En eso andaba, cuando unos chicos a los gritos cruzaron corriendo, jugando a las escondidas. Corrían por esas grietas sin el más mínimo respeto, en plena diversión. Excelente antídoto, pensé, contra la solemnidad, contra la vacuidad, contra muerte bastardeada.

El veredicto de Adorno

En relación con este uso, digamos, sospechoso del arte, surge una pregunta que es consecuencia de la famosa frase de Theodor Adorno: “Escribir poesía después de Auschwitz es un acto de barbarie”.

No hay, no debe haber poesía, ni arte luego del infierno. Y el infierno ya ha sucedido. Eso nos viene a decir este veredicto. Se trata de un enjuiciamiento moral hacia el artista. Veo una clara advertencia en su frase: barbarie posiblemente quiera decir entre otras cosas, ignorancia, desprecio por lo sagrado del saber, por el ethos humanista. Denuncia la puerilidad de la alquimia: no intenten lograr belleza en este basural. La humanidad ya ha llegado al abismo monstruoso desde donde no se vuelve.

Pienso en la responsabilidad de la humanidad entera por la sencilla razón de que los genocidios -la Shoa, el nuestro y muchos otros- no sólo fueron posibles como consecuencia de quienes actuaron activamente en las acciones de exterminio, sino -y sobre todo- por el consentimiento, más o menos tácito de una gigantesca mayoría que no quiso enterarse de lo que ocurría, o lo que es peor, porque enterada, guiñaba asintiendo dichas acciones, siempre y cuando no se dieran demasiados e incómodos detalles.

Entiendo que eso sucedió en Alemania y también en la Argentina. Y probablemente suceda en cualquier impulso genocida en el que la omisión y la distracción de las mayorías, de los testigos, le permita tomar proporciones dantescas.
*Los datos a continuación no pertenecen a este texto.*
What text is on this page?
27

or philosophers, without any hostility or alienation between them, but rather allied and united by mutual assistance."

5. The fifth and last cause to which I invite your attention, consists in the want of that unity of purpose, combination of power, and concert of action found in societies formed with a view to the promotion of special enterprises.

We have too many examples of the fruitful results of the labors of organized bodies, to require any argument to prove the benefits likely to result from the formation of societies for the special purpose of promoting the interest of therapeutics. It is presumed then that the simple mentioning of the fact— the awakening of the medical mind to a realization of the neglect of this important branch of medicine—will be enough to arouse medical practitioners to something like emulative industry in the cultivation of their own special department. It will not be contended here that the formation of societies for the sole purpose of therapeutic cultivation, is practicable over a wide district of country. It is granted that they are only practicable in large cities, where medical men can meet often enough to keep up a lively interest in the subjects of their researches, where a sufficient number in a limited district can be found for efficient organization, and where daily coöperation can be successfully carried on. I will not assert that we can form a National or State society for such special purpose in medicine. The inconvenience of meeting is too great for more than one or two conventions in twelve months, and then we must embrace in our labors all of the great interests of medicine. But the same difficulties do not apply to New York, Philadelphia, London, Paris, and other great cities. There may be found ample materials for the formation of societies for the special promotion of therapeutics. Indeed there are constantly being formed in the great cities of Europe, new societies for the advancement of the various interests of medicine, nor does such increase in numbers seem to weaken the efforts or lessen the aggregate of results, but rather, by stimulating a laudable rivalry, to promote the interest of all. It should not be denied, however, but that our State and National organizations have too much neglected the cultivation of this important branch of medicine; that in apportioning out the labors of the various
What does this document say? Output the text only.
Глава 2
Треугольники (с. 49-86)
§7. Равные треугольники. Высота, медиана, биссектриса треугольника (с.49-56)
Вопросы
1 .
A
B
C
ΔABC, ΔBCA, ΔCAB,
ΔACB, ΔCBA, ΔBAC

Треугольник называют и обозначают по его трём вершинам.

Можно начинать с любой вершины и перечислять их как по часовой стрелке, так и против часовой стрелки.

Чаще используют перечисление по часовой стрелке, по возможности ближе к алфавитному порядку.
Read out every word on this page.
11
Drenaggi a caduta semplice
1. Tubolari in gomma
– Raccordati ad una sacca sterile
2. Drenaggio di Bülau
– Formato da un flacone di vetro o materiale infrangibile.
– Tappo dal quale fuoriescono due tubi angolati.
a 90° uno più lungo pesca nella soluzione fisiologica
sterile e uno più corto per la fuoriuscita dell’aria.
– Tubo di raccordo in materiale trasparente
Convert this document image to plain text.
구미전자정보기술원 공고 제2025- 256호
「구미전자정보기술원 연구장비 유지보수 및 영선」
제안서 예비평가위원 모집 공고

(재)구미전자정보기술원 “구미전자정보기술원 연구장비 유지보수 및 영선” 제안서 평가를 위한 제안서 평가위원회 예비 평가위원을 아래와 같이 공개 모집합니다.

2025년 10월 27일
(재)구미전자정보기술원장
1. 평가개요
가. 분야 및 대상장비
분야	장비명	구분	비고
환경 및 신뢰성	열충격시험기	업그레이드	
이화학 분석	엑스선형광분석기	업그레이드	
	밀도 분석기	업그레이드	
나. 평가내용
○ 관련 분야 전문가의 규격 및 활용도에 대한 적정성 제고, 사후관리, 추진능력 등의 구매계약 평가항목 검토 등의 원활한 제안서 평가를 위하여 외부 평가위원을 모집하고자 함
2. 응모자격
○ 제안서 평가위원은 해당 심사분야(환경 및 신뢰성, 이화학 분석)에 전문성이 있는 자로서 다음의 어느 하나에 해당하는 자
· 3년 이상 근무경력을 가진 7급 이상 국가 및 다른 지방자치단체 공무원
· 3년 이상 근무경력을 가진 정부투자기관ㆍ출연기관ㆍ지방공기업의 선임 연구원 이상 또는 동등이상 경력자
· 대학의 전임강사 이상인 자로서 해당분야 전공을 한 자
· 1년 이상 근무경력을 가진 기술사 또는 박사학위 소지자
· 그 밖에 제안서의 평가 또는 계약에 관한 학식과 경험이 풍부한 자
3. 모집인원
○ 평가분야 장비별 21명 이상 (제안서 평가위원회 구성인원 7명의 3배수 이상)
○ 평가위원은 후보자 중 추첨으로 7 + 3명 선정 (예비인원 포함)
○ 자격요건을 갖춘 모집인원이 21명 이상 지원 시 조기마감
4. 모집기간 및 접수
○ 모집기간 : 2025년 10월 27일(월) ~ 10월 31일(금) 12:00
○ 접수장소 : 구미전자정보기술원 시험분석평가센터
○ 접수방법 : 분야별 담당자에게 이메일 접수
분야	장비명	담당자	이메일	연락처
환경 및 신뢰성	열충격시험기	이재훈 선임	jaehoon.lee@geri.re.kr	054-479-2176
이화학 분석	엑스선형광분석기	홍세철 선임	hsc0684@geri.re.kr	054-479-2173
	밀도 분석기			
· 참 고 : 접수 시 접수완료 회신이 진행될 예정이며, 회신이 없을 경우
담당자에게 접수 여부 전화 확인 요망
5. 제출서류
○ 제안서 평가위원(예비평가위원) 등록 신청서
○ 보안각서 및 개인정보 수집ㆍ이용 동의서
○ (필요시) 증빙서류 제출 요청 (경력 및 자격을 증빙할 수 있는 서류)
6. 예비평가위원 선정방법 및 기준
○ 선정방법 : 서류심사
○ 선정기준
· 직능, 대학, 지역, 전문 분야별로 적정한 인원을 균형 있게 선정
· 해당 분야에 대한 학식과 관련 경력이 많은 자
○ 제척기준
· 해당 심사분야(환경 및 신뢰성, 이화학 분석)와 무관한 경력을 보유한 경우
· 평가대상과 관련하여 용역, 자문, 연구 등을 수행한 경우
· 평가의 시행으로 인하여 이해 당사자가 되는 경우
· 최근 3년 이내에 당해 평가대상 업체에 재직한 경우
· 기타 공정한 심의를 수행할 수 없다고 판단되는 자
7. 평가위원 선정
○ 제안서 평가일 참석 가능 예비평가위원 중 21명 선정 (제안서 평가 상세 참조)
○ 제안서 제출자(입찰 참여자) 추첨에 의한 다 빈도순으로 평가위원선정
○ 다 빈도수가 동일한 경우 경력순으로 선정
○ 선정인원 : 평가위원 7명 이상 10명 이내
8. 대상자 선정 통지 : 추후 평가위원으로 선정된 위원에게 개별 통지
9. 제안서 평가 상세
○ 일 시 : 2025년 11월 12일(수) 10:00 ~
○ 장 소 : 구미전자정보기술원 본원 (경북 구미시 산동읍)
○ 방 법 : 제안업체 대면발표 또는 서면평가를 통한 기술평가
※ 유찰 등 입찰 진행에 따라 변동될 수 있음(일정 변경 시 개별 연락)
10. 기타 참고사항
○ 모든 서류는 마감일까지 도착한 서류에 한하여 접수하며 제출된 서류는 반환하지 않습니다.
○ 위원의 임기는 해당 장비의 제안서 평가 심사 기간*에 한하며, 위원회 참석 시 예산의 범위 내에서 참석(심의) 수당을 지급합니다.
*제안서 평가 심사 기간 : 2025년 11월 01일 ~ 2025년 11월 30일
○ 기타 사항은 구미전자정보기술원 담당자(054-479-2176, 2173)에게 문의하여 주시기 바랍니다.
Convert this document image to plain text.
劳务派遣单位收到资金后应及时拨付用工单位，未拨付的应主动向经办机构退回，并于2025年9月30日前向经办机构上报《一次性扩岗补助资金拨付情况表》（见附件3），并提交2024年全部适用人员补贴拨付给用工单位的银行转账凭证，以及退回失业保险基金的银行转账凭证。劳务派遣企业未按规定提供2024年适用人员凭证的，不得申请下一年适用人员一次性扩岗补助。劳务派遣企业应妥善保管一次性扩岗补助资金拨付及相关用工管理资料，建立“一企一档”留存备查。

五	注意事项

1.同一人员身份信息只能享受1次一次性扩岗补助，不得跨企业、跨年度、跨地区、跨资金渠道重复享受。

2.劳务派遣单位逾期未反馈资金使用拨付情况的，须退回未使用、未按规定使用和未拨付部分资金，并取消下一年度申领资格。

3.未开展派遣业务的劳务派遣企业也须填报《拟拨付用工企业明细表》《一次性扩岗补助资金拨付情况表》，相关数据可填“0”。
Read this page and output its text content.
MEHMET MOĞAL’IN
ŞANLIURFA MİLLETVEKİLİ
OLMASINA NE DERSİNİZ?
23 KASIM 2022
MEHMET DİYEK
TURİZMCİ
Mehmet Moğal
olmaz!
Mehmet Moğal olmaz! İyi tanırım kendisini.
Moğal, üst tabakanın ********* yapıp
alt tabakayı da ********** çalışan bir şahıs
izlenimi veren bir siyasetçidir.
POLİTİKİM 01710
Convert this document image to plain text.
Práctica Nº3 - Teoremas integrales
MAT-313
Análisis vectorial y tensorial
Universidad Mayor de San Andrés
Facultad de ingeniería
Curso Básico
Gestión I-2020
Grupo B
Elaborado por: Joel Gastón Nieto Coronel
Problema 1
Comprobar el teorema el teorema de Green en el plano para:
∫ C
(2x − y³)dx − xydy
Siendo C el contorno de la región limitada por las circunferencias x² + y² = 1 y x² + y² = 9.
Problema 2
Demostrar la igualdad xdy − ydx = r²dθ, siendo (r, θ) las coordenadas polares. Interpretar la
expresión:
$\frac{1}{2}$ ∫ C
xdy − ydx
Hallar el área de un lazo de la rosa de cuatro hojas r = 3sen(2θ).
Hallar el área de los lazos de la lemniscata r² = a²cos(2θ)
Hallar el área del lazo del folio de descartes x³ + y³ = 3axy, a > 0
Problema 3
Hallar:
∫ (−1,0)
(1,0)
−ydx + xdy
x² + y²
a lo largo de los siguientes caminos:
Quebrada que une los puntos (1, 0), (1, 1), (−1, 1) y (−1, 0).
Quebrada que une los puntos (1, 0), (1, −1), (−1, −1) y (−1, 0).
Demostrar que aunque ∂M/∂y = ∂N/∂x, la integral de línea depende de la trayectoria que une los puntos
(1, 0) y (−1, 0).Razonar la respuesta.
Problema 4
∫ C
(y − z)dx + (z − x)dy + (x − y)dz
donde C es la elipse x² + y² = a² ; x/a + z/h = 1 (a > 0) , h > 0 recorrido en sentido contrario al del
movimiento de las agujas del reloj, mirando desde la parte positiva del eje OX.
Razones para crear: luminosas y oscuras

Todo esto me sucedía mientras tenía en la cabeza la idea de escenificar el Stabat Mater de Pergolesi, como un homenaje a nuestras madres y abuelas de Plaza de Mayo. Desde hacía mucho tiempo se me había hecho evidente la fuerte similitud entre María, una madre aguantando frente a una cruz en donde moría su hijo, y la tozudez incondicional de las madres de la plaza, leprosas, e ilegales, aparentemente ajenas a cualquier cálculo de sensatez y de racionalidad.
(En ambos casos, la admiración y el reconocimiento popular vinieron después, y es posible que el sentimiento de culpa por no haberlas comprendido en su momento o aún peor, por haberlas violentado con la palabra o con la sordera, haya inducido en muchos cierta sobreactuación a posteriori).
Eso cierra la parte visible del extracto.